You'll have to specify the number of zones. If you don't plan on leaving Paris, just get zones 1-2. That'll cover everything within Paris's boundaries and it only costs 5.40€. Zones 1-3 includes everything out to Saint Denis and costs a little more at 7.15€ though it may be worth it if you get lost in the Métro.)
And here's a quick tip if you do get lost in Métro: do not leave the gates. Leaving the gates means that you'll have to punch another ticket to get back to your original destination. Just find the right track to go in the right direction and stay in the system.

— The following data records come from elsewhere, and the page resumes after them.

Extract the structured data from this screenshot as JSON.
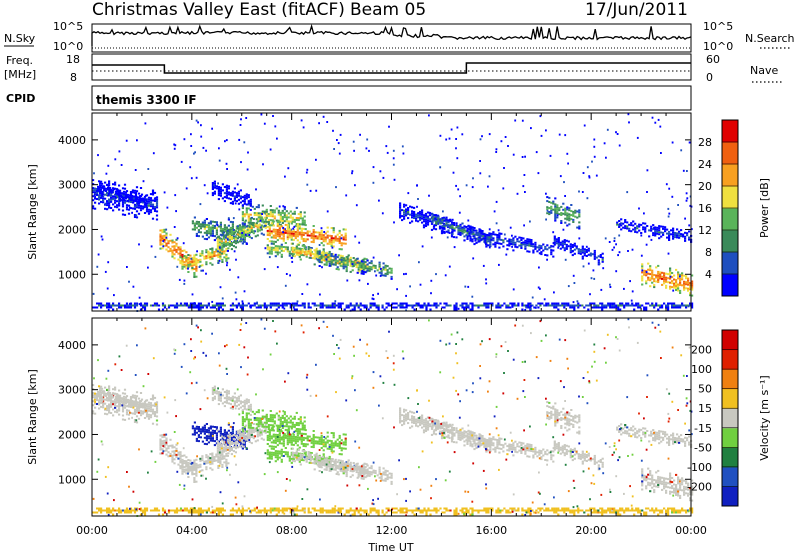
{
  "header": {
    "title": "Christmas Valley East (fitACF)",
    "beam": "Beam 05",
    "date": "17/Jun/2011"
  },
  "top_panels": {
    "nsky_label": "N.Sky",
    "nsky_ticks": [
      "10^5",
      "10^0"
    ],
    "nsearch_label": "N.Search",
    "nsearch_ticks": [
      "10^5",
      "10^0"
    ],
    "freq_label": "Freq.",
    "freq_unit": "[MHz]",
    "freq_ticks": [
      "18",
      "8"
    ],
    "nave_label": "Nave",
    "nave_ticks": [
      "60",
      "0"
    ],
    "cpid_label": "CPID",
    "cpid_value": "themis 3300 IF"
  },
  "colors": {
    "power_scale": [
      "#0000ff",
      "#1e4fbf",
      "#3a8a5a",
      "#5ab45a",
      "#f0e040",
      "#f8a020",
      "#f06010",
      "#e00000"
    ],
    "velocity_scale": [
      "#1020c0",
      "#2050c0",
      "#208040",
      "#70d040",
      "#c8c8c0",
      "#f0c020",
      "#f08010",
      "#e02000",
      "#d00000"
    ]
  },
  "chart_data": [
    {
      "type": "heatmap",
      "name": "power",
      "ylabel": "Slant Range [km]",
      "xlabel": "Time UT",
      "x_ticks": [
        "00:00",
        "04:00",
        "08:00",
        "12:00",
        "16:00",
        "20:00",
        "00:00"
      ],
      "y_ticks": [
        "1000",
        "2000",
        "3000",
        "4000"
      ],
      "ylim": [
        180,
        4600
      ],
      "xlim_hours": [
        0,
        24
      ],
      "colorbar": {
        "label": "Power [dB]",
        "ticks": [
          "28",
          "24",
          "20",
          "16",
          "12",
          "8",
          "4"
        ],
        "range": [
          0,
          30
        ]
      }
    },
    {
      "type": "heatmap",
      "name": "velocity",
      "ylabel": "Slant Range [km]",
      "xlabel": "Time UT",
      "x_ticks": [
        "00:00",
        "04:00",
        "08:00",
        "12:00",
        "16:00",
        "20:00",
        "00:00"
      ],
      "y_ticks": [
        "1000",
        "2000",
        "3000",
        "4000"
      ],
      "ylim": [
        180,
        4600
      ],
      "xlim_hours": [
        0,
        24
      ],
      "colorbar": {
        "label": "Velocity [m s⁻¹]",
        "ticks": [
          "200",
          "100",
          "50",
          "15",
          "-15",
          "-50",
          "-100",
          "-200"
        ]
      }
    }
  ],
  "footer": {
    "xlabel": "Time UT"
  }
}
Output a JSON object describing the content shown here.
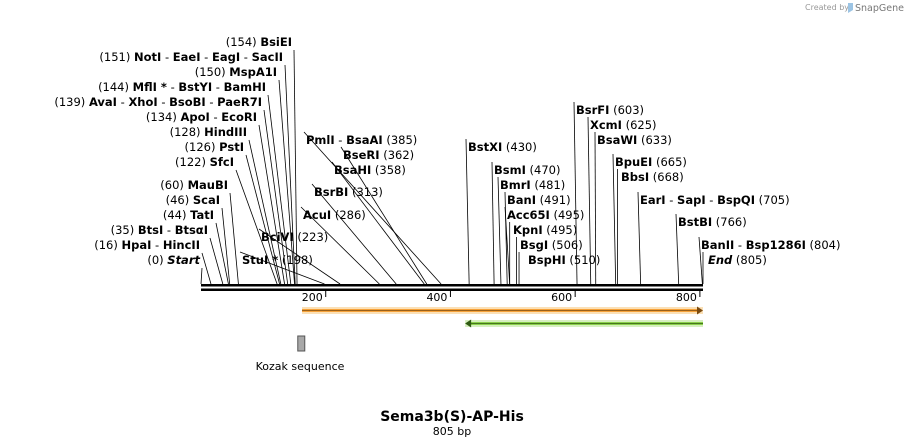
{
  "branding": {
    "created_by": "Created by",
    "product": "SnapGene"
  },
  "map": {
    "title": "Sema3b(S)-AP-His",
    "length_label": "805 bp",
    "total_bp": 805,
    "ticks": [
      200,
      400,
      600,
      800
    ],
    "features": [
      {
        "name": "Kozak sequence",
        "start": 160,
        "end": 170,
        "type": "box",
        "color": "#a8a8a8"
      },
      {
        "name": "",
        "start": 162,
        "end": 805,
        "type": "arrow-right",
        "color": "#f6a23a"
      },
      {
        "name": "",
        "start": 276,
        "end": 805,
        "type": "arrow-left",
        "color": "#8ad04a"
      }
    ],
    "sites": [
      {
        "pos": "(0)",
        "bp": 0,
        "names": [
          "Start"
        ],
        "italic": true
      },
      {
        "pos": "(16)",
        "bp": 16,
        "names": [
          "HpaI",
          "HincII"
        ]
      },
      {
        "pos": "(35)",
        "bp": 35,
        "names": [
          "BtsI",
          "BtsαI"
        ]
      },
      {
        "pos": "(44)",
        "bp": 44,
        "names": [
          "TatI"
        ]
      },
      {
        "pos": "(46)",
        "bp": 46,
        "names": [
          "ScaI"
        ]
      },
      {
        "pos": "(60)",
        "bp": 60,
        "names": [
          "MauBI"
        ]
      },
      {
        "pos": "(122)",
        "bp": 122,
        "names": [
          "SfcI"
        ]
      },
      {
        "pos": "(126)",
        "bp": 126,
        "names": [
          "PstI"
        ]
      },
      {
        "pos": "(128)",
        "bp": 128,
        "names": [
          "HindIII"
        ]
      },
      {
        "pos": "(134)",
        "bp": 134,
        "names": [
          "ApoI",
          "EcoRI"
        ]
      },
      {
        "pos": "(139)",
        "bp": 139,
        "names": [
          "AvaI",
          "XhoI",
          "BsoBI",
          "PaeR7I"
        ]
      },
      {
        "pos": "(144)",
        "bp": 144,
        "names": [
          "MflI *",
          "BstYI",
          "BamHI"
        ]
      },
      {
        "pos": "(150)",
        "bp": 150,
        "names": [
          "MspA1I"
        ]
      },
      {
        "pos": "(151)",
        "bp": 151,
        "names": [
          "NotI",
          "EaeI",
          "EagI",
          "SacII"
        ]
      },
      {
        "pos": "(154)",
        "bp": 154,
        "names": [
          "BsiEI"
        ]
      },
      {
        "pos": "(198)",
        "bp": 198,
        "names": [
          "StuI *"
        ]
      },
      {
        "pos": "(223)",
        "bp": 223,
        "names": [
          "BciVI"
        ]
      },
      {
        "pos": "(286)",
        "bp": 286,
        "names": [
          "AcuI"
        ]
      },
      {
        "pos": "(313)",
        "bp": 313,
        "names": [
          "BsrBI"
        ]
      },
      {
        "pos": "(358)",
        "bp": 358,
        "names": [
          "BsaHI"
        ]
      },
      {
        "pos": "(362)",
        "bp": 362,
        "names": [
          "BseRI"
        ]
      },
      {
        "pos": "(385)",
        "bp": 385,
        "names": [
          "PmlI",
          "BsaAI"
        ]
      },
      {
        "pos": "(430)",
        "bp": 430,
        "names": [
          "BstXI"
        ]
      },
      {
        "pos": "(470)",
        "bp": 470,
        "names": [
          "BsmI"
        ]
      },
      {
        "pos": "(481)",
        "bp": 481,
        "names": [
          "BmrI"
        ]
      },
      {
        "pos": "(491)",
        "bp": 491,
        "names": [
          "BanI"
        ]
      },
      {
        "pos": "(495)",
        "bp": 495,
        "names": [
          "Acc65I"
        ]
      },
      {
        "pos": "(495)",
        "bp": 495,
        "names": [
          "KpnI"
        ]
      },
      {
        "pos": "(506)",
        "bp": 506,
        "names": [
          "BsgI"
        ]
      },
      {
        "pos": "(510)",
        "bp": 510,
        "names": [
          "BspHI"
        ]
      },
      {
        "pos": "(603)",
        "bp": 603,
        "names": [
          "BsrFI"
        ]
      },
      {
        "pos": "(625)",
        "bp": 625,
        "names": [
          "XcmI"
        ]
      },
      {
        "pos": "(633)",
        "bp": 633,
        "names": [
          "BsaWI"
        ]
      },
      {
        "pos": "(665)",
        "bp": 665,
        "names": [
          "BpuEI"
        ]
      },
      {
        "pos": "(668)",
        "bp": 668,
        "names": [
          "BbsI"
        ]
      },
      {
        "pos": "(705)",
        "bp": 705,
        "names": [
          "EarI",
          "SapI",
          "BspQI"
        ]
      },
      {
        "pos": "(766)",
        "bp": 766,
        "names": [
          "BstBI"
        ]
      },
      {
        "pos": "(804)",
        "bp": 804,
        "names": [
          "BanII",
          "Bsp1286I"
        ]
      },
      {
        "pos": "(805)",
        "bp": 805,
        "names": [
          "End"
        ],
        "italic": true
      }
    ]
  }
}
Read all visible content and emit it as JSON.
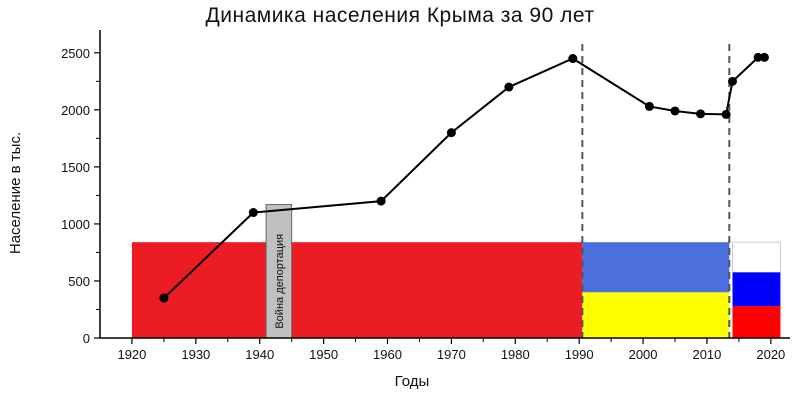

The Mobilis consists of two tickets: a large id card-sized ticket on which you write your name, and a smaller ticket which you put in the ticket slot to open the Métro gate (the gate gives you back your ticket). You must copy the number of the large ticket onto the small one and put the date you're using the ticket on too. DON'T validate the little ticket on the buses (it'll ruin the ticket) just show the ticket to the driver. And don't even worry about doing that if you get on in the back of the bus, Paris has contrôleurs who do random checks of the buses to make sure that everyone has a valid ticket.
The Carte Orange also consists of two tickets: an ID card for which you must have a photo and a smaller ticket, both of which go into a grey sleeve. The little ticket functions as described above.
You may be tempted to get a Paris Visite ticket, marketed aggressively to tourists. The cheapest one for one day costs 8.35€. Although the attractions have gotten better since I first reviewed this in 1996, the discounts are not that great. Most of them are "companion discounts": buy one, get one free. If you aren't planning
on visiting the places that are listed below or you don't have a companion, the ticket still isn't worth it.
The Paris Museum Pass, in contrast, is 30€ for two days (45€ for 4 days, 60€ for 6 days), and it gives you free entry without waiting to more than 60 Paris museums and monuments including the Louvre. This is worth it if you plan to see four or more sights on the list. For example, the Louvre costs 8.50€ (6€ after 3:00 pm), the Eiffel Tower costs 11.00€, and the Arc de Triomphe costs 8€. One more museum and the ticket is covered. Despite the new rates, it's still one of the best bargains in Paris.